My “suicide attempt” put an end to that job. I’d be lying if I said I wasn’t thankful. My parents shipped me back to the psychiatric crisis ward for evaluation. My therapist seemed to be the only one who wasn’t alarmed by my rash action. I realize now that he understood my motives, better than I did myself. Plus he’d dealt with truly suicidal individuals. I knew that from personal experience.
Carol flashed through my life, spending two weeks on the ward during my own two and a half month sojourn in the institution. She arrived with bandages on her wrists. I couldn’t believe this woman had tried to kill herself. Beautiful, brilliant, vivacious and talented, she charmed both the staff and the other patients. Though I was at least a decade younger than she—she had a good-looking husband and two cute kids who came to visit—we seemed to connect. We loaned each other books. She’d brought her guitar, and we’d sit in the common room together singing. Why, I wondered, would someone suicidal make music?
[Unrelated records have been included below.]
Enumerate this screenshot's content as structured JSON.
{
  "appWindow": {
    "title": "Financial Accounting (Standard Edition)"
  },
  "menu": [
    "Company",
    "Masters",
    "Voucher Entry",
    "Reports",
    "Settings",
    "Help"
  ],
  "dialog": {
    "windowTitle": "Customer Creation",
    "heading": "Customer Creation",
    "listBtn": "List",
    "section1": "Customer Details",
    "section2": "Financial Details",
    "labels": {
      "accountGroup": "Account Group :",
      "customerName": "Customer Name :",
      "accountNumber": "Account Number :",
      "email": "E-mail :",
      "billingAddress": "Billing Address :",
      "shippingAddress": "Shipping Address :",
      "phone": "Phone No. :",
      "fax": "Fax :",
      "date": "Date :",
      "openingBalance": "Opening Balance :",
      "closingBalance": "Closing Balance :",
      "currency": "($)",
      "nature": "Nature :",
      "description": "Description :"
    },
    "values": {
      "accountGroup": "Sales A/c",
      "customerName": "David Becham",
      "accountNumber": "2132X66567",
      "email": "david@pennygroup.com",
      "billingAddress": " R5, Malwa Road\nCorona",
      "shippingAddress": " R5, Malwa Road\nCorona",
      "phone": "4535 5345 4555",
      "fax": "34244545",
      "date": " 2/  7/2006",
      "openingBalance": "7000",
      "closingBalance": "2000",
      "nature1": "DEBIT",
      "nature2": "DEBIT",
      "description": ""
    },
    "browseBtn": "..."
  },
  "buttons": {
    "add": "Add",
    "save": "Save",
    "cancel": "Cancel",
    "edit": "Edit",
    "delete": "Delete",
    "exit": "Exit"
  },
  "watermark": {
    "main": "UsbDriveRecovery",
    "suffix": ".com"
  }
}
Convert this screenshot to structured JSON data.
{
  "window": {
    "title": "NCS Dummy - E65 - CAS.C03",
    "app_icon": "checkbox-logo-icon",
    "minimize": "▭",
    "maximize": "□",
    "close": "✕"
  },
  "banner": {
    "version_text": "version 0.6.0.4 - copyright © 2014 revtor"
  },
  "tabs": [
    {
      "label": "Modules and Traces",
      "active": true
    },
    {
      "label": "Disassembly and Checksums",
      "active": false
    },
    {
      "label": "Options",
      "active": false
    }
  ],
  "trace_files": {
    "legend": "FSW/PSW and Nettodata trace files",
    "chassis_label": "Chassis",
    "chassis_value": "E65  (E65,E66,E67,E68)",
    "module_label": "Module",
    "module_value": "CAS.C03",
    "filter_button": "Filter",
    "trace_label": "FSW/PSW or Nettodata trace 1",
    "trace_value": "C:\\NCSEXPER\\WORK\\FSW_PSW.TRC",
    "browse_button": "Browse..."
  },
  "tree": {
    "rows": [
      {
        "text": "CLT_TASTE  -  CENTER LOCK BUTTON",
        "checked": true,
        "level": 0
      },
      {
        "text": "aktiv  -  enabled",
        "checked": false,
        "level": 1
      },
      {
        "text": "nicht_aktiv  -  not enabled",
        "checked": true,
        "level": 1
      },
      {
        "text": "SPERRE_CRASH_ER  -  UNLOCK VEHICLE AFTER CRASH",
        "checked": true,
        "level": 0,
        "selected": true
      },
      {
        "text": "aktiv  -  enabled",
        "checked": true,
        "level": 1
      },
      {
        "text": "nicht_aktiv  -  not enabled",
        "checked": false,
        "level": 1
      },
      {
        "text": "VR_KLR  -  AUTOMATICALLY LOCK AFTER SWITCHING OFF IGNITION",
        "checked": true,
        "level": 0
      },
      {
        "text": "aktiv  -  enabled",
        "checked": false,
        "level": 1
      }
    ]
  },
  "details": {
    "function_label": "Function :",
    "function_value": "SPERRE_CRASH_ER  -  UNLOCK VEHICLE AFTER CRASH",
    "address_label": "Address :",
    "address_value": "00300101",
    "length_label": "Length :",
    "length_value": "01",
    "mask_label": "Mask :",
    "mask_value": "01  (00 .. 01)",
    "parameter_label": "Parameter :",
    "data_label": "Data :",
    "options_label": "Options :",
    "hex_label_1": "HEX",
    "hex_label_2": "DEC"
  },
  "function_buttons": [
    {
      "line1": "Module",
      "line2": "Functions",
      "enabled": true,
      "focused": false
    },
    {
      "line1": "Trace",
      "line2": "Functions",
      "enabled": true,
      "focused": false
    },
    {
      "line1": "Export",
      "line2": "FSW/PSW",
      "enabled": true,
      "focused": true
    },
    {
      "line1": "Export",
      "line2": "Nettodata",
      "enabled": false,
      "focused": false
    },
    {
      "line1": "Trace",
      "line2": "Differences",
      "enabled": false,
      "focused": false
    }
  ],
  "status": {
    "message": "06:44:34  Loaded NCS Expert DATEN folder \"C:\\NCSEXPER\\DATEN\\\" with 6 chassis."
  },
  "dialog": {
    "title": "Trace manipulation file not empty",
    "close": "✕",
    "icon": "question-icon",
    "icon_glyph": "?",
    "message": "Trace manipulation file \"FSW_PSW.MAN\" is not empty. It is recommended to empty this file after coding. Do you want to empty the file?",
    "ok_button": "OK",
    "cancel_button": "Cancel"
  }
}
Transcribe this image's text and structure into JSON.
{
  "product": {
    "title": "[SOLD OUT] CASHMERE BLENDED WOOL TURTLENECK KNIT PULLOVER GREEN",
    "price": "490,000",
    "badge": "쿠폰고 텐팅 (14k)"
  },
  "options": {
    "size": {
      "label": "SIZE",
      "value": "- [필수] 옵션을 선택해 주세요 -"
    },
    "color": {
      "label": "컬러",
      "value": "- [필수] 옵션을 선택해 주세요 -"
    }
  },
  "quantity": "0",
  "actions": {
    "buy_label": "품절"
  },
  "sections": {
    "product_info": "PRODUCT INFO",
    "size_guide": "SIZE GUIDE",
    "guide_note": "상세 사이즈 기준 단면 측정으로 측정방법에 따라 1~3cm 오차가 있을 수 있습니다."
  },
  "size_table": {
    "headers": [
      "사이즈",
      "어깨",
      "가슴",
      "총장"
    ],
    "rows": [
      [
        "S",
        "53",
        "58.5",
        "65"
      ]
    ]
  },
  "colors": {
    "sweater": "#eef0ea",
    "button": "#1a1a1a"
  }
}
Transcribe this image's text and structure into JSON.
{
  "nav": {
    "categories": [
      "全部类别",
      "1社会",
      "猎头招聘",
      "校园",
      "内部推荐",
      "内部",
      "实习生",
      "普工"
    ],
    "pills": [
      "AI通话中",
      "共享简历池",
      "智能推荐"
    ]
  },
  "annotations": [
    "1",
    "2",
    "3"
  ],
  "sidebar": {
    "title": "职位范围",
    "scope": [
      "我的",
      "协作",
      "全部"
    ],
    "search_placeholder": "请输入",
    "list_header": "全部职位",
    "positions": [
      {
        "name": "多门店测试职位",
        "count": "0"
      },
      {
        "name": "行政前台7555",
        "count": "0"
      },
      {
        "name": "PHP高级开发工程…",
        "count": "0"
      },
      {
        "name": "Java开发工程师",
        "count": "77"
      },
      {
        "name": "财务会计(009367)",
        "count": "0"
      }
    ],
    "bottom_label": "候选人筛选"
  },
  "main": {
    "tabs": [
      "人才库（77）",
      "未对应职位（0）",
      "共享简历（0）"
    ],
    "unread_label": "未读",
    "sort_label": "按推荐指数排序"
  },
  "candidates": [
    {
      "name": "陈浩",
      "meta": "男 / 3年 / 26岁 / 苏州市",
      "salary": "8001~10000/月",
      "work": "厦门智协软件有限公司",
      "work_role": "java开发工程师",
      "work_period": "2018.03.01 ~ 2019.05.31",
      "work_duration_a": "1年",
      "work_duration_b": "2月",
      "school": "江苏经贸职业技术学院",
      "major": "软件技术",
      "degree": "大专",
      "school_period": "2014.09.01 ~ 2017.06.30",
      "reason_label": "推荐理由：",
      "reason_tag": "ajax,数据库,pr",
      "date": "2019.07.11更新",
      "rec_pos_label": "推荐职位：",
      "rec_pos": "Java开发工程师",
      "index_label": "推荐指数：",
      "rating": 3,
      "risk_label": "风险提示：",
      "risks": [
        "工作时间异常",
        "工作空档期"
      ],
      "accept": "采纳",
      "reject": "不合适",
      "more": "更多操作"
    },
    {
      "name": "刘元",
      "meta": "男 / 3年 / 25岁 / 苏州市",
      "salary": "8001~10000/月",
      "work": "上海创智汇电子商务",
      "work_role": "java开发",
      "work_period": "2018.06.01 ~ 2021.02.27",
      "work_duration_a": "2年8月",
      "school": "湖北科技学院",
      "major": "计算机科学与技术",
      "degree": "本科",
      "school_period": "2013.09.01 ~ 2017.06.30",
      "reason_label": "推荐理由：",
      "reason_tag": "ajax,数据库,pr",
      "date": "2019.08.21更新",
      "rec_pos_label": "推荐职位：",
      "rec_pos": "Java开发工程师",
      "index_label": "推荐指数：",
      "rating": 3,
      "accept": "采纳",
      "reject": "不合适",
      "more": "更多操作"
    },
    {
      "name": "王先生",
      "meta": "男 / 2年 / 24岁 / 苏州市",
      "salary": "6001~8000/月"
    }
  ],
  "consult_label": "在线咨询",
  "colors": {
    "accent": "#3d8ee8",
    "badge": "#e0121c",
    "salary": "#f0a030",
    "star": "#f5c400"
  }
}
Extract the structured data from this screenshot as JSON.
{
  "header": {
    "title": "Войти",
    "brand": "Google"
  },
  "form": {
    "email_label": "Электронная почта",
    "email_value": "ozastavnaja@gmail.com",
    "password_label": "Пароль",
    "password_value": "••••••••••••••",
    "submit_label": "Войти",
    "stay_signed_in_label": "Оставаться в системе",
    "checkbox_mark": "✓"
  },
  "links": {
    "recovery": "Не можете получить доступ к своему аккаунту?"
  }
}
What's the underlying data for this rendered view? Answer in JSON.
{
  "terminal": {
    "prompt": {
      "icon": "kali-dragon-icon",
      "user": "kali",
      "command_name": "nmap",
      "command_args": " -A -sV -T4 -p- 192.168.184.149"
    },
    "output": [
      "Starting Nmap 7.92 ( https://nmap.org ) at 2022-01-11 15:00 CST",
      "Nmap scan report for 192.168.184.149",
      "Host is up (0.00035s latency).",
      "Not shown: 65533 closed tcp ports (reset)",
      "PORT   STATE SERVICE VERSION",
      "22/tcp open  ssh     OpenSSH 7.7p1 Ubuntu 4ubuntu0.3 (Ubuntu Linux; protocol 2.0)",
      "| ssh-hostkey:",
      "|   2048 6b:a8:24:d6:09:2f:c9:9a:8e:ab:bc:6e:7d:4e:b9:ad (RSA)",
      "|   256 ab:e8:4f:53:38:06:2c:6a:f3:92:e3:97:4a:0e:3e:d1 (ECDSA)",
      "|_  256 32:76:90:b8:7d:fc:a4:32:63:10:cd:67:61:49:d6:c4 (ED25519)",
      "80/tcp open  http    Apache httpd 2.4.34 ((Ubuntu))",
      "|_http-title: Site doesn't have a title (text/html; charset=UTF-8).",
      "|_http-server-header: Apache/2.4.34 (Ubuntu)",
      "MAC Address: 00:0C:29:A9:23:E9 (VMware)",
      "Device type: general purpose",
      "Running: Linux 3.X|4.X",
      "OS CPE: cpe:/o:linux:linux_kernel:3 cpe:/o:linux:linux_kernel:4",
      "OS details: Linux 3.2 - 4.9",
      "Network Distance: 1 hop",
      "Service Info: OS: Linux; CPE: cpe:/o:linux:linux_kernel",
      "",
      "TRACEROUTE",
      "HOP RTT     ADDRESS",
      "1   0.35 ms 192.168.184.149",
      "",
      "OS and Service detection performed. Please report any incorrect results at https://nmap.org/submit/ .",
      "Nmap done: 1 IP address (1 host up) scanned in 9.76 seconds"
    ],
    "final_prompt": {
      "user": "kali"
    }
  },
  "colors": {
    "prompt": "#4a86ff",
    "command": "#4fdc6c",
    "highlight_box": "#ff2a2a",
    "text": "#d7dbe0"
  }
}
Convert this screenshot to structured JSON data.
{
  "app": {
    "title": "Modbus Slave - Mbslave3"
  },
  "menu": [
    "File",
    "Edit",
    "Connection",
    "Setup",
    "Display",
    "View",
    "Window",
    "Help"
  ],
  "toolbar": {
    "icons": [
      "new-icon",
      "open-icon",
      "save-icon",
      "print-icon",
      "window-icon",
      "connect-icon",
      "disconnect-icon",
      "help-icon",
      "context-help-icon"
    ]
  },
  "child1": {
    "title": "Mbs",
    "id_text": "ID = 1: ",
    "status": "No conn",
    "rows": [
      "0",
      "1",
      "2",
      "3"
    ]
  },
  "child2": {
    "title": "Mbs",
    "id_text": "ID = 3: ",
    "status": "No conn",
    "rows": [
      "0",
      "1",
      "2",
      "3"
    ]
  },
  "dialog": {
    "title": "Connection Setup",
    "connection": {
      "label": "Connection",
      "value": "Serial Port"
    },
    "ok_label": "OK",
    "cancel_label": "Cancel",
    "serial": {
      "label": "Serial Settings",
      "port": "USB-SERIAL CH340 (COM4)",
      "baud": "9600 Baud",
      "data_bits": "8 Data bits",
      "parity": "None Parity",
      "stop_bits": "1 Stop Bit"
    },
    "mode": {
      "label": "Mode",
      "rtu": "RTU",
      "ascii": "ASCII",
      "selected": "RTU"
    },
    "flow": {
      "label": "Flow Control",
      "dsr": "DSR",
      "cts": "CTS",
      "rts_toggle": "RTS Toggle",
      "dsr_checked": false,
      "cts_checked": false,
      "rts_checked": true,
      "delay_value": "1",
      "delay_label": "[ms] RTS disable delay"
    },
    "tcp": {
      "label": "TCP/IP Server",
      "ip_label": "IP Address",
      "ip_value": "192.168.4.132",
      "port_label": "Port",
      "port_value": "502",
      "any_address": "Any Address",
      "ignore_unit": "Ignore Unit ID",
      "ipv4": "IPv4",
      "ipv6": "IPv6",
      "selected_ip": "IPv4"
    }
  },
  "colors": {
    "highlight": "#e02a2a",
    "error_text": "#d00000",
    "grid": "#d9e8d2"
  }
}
She taught me several songs I still sing. They all had a sort of wistful, bittersweet quality, even (I now see) a hint of desperation. The one I associate with her most strongly has the following lyrics.
“I don’t care what’s right or wrong.
I don’t try to understand.
Let the devil take tomorrow,
But right now I need a friend.
Yesterday is dead and gone,
And tomorrow’s out of sight,
And it’s sad to be alone.
Help me make it through the night.”
This tune resonated. I felt equally lost sometimes. Plus the sexual undertones of the song—especially when expressed in her rich alto voice—gave me a bit of a thrill.
Carol and I were both patients of Dr. R. But whereas I occasionally acted crazy (running up and down eight flights of stairs ever day, for example, to avoid gaining weight), she seemed psychologically healthier than anyone in the ward, including the people who worked there. Her wrists healed. She was released after two weeks and left with a smile.
I sensed something wrong during my next appointment with Dr. R. His normal ebullience was subdued. I can’t remember whether I asked, he volunteered the news, or I heard it somewhere else, but the gist was that Carol had succeeded in her most recent attempt.
It’s difficult to recall, too, how I felt when I heard about Carol. Indeed, those anorexic years have a hazy quality, the images blurred, the emotions, for the most part, muted—aside from the intense fear and confusion around food. I believe that malnutrition or hormone imbalance may have affected my cognitive abilities.
Now, though, I understand that my sense of emptiness, my guilt and my awful terror, were nothing compared to the emotional pain she must have endured. Yet she hid it all under a mask of normality. To escape that pain, she left us all behind—her husband, her children, Doctor R., me. Our love just wasn’t enough to help her make it through.
Looking back, I am full of sadness at the waste of her vibrant life— but newly grateful for my own survival.